Peopling a narrative’s “world” — a term both Gordy and Fuller use when talking about their work — with a set of dynamic characters is essential to the success of any long-form drama, which is why Fuller and Yaitanes both point to this as a particular strength of Gordy’s.

But Gordy’s “ace in the hole,” according to Fuller, is his comedic sensibility. Both writers are devotees of Charles Portis, whose 2003 Oxford American essay “Motel Life, Lower Reaches” is referenced in “Quarry” when the season takes an Arkansas detour; on the run from trouble back home, Mac and Joni decamp to the Sunnyside Motel in Huntsville, where they encounter a string of drifters.
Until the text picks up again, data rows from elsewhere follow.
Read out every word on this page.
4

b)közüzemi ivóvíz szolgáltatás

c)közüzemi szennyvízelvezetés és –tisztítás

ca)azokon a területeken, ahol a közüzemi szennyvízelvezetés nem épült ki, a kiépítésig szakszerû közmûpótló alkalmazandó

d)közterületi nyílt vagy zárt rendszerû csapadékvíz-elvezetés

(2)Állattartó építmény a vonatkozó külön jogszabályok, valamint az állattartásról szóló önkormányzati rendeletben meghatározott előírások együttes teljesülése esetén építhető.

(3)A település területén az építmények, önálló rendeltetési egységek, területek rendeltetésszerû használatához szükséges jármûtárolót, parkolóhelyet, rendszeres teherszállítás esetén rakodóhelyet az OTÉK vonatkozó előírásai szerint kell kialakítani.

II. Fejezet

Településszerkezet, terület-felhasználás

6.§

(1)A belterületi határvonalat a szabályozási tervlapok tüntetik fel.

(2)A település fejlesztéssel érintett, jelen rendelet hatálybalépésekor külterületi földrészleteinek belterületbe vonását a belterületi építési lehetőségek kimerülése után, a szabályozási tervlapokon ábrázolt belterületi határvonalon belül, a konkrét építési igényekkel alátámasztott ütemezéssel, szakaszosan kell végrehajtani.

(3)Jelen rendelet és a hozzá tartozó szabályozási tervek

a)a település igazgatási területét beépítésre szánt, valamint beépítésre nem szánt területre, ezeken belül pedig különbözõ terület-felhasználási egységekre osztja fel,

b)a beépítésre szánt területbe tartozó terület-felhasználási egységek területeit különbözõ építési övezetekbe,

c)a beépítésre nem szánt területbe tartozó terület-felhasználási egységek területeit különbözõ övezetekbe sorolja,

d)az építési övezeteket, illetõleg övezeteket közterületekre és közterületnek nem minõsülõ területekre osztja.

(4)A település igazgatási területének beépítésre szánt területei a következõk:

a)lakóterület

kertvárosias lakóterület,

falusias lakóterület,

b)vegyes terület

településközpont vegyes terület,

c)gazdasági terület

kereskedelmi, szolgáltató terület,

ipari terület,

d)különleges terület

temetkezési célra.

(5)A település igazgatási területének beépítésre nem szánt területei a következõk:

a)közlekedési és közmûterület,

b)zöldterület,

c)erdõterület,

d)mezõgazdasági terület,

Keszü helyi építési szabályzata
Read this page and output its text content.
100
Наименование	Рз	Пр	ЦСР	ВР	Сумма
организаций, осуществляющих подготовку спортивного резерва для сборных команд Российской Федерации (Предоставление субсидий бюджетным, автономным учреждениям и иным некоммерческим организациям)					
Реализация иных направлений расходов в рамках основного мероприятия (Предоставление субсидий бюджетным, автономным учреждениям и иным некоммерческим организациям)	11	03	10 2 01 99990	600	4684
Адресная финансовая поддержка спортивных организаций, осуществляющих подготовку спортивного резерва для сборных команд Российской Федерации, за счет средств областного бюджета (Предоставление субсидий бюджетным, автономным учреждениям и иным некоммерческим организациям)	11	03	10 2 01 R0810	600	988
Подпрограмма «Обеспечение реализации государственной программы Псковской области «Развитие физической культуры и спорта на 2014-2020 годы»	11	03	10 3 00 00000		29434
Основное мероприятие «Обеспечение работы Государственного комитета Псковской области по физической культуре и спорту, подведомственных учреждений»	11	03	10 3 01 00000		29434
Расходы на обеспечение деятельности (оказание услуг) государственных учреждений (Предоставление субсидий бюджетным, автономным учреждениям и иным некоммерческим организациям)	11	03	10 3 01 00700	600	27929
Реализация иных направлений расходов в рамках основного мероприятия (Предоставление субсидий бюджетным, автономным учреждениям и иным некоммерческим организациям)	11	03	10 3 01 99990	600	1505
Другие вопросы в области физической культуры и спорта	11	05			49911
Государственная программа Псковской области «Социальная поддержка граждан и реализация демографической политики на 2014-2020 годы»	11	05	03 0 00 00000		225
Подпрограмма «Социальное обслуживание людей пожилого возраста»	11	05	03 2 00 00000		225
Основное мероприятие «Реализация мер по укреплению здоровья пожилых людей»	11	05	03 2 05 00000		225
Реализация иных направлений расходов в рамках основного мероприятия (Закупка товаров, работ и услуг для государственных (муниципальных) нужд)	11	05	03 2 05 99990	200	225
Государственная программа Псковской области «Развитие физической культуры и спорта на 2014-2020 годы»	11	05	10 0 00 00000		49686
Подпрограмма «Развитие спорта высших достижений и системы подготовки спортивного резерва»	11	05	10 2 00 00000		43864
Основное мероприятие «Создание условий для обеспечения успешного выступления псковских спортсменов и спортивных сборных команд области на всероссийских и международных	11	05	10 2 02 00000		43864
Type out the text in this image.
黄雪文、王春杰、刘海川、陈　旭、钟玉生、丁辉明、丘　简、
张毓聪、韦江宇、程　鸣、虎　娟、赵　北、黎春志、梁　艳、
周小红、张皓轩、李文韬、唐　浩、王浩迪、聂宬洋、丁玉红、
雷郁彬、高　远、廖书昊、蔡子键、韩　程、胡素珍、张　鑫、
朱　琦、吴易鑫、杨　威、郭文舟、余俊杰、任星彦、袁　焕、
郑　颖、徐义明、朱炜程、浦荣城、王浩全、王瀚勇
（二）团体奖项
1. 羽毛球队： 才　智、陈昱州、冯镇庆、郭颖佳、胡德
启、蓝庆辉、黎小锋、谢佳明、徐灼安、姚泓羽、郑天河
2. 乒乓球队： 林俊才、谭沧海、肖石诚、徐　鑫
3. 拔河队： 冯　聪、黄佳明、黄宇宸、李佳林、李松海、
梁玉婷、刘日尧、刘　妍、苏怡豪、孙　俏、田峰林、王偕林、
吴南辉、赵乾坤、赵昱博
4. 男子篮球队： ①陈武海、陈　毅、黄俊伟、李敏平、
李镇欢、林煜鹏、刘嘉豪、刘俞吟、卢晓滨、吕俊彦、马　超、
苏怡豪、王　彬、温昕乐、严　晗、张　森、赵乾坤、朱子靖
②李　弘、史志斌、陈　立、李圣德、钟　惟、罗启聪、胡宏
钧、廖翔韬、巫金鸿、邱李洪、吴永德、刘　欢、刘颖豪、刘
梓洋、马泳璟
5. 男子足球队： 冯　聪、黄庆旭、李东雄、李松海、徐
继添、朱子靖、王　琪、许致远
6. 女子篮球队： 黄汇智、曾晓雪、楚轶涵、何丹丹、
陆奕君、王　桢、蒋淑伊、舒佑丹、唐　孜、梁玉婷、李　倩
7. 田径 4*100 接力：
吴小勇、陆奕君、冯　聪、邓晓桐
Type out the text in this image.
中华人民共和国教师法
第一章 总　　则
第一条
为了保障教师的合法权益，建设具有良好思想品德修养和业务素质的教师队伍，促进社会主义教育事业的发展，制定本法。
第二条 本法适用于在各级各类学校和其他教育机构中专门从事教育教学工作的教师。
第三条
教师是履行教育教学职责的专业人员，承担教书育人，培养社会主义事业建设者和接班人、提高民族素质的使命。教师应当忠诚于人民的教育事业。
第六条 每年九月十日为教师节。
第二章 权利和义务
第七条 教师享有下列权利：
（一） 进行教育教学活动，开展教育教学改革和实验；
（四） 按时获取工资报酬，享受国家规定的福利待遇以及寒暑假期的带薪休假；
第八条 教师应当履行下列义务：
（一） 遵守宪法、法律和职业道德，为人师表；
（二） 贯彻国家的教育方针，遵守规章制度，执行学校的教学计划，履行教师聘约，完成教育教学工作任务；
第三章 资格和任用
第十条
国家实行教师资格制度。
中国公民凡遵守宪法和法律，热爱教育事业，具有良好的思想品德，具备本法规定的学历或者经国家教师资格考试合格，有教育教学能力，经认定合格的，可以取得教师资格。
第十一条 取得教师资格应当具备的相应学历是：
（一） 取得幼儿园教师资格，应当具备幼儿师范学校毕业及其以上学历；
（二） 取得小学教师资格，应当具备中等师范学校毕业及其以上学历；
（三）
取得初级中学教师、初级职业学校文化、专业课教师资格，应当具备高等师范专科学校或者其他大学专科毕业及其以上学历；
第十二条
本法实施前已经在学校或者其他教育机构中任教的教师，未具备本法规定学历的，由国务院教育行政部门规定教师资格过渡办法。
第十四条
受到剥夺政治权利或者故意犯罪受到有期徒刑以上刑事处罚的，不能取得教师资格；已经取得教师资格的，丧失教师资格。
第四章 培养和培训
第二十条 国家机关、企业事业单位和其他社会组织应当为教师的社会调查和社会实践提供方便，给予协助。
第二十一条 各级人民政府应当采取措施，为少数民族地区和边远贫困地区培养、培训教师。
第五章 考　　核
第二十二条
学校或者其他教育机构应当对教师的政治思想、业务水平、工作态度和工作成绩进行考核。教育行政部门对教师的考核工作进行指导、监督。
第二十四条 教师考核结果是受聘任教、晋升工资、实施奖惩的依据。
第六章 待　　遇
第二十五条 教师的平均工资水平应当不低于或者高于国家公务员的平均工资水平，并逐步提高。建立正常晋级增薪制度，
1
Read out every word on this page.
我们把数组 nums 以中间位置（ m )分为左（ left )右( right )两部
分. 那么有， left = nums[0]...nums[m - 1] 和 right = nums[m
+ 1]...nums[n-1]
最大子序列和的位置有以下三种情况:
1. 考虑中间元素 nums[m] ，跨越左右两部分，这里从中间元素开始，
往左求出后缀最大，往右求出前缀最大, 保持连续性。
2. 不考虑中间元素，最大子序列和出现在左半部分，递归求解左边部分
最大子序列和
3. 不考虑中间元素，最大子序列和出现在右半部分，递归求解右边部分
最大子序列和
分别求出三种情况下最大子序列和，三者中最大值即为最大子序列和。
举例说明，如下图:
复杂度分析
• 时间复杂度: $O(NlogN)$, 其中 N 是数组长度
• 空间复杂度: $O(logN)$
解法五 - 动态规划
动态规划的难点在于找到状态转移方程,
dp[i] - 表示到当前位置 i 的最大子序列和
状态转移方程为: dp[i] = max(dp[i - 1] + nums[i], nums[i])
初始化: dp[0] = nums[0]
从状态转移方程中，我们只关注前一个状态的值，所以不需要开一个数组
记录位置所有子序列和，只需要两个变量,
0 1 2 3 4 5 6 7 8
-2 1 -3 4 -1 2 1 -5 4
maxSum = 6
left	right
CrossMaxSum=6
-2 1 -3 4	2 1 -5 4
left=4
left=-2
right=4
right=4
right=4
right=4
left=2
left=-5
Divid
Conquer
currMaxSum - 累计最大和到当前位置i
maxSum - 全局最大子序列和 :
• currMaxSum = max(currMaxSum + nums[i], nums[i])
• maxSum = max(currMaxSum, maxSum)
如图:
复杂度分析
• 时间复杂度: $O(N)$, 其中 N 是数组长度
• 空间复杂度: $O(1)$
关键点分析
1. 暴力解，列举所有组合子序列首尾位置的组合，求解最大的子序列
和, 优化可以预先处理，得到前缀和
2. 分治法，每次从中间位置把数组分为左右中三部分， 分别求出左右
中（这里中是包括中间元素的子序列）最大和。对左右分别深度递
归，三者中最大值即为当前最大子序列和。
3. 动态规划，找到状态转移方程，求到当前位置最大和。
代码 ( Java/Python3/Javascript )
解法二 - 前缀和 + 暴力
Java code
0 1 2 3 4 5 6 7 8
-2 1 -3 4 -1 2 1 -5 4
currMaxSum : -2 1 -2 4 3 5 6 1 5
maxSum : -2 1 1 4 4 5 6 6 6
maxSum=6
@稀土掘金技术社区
Fittingly, Gordy is currently shopping a screenplay for a film of Portis’ 1979 novel “Dog of the South,” which he adapted with Little Rock writer and editor Jay Jennings. (Jennings and I work together at the Oxford American.) Jennings compares Gordy to “Breaking Bad” creator Vince Gilligan, a famously pleasant person whose creativity traffics in dark themes: “He’s the nicest guy and ran the best writers’ room, and produces this ultraviolent TV show that has this morbid humor to it — Graham is the same way in some senses.”

Jennings also extends the comparison to Portis, Arkansas’s master writer. Citing Gordy’s short “Spanola Pepper Sauce Company,” he observes, “the humor that comes out of it is what the character doesn’t realize what he’s revealing about himself, which is characteristic of Portis as well. I think one thing that Graham’s characters share with Portis’ characters is that they don’t seem able to help themselves in revealing more about themselves to you. There’s almost this compulsion to say more than they should.”

There is a glimpse of Graham Gordy at work: dogged as they come, tempered in the foundry of New York theater and already met with career disappointments grave enough to turn most creative types out to pasture for good. Relentless not just in his pursuit of landing his creative projects and seeing them through with artistic integrity, but detailed to the extent that his characters’ individual humanity has become his calling card in the industry.

Whatever the future of “Quarry,” Gordy is staying in Little Rock; no concessions.

This goes back to his theater days: “When I was in New York and writing plays, I was always writing about Arkansas and Arkansans and the South,” he says. “That’s translated into the things that I’ve written for the screen as well — I write about the South.” After nine years in New York, Gordy remembers how he was called to return to Arkansas, to make his career work here. “I just got to a point where it was like, I know where I’m gonna die.”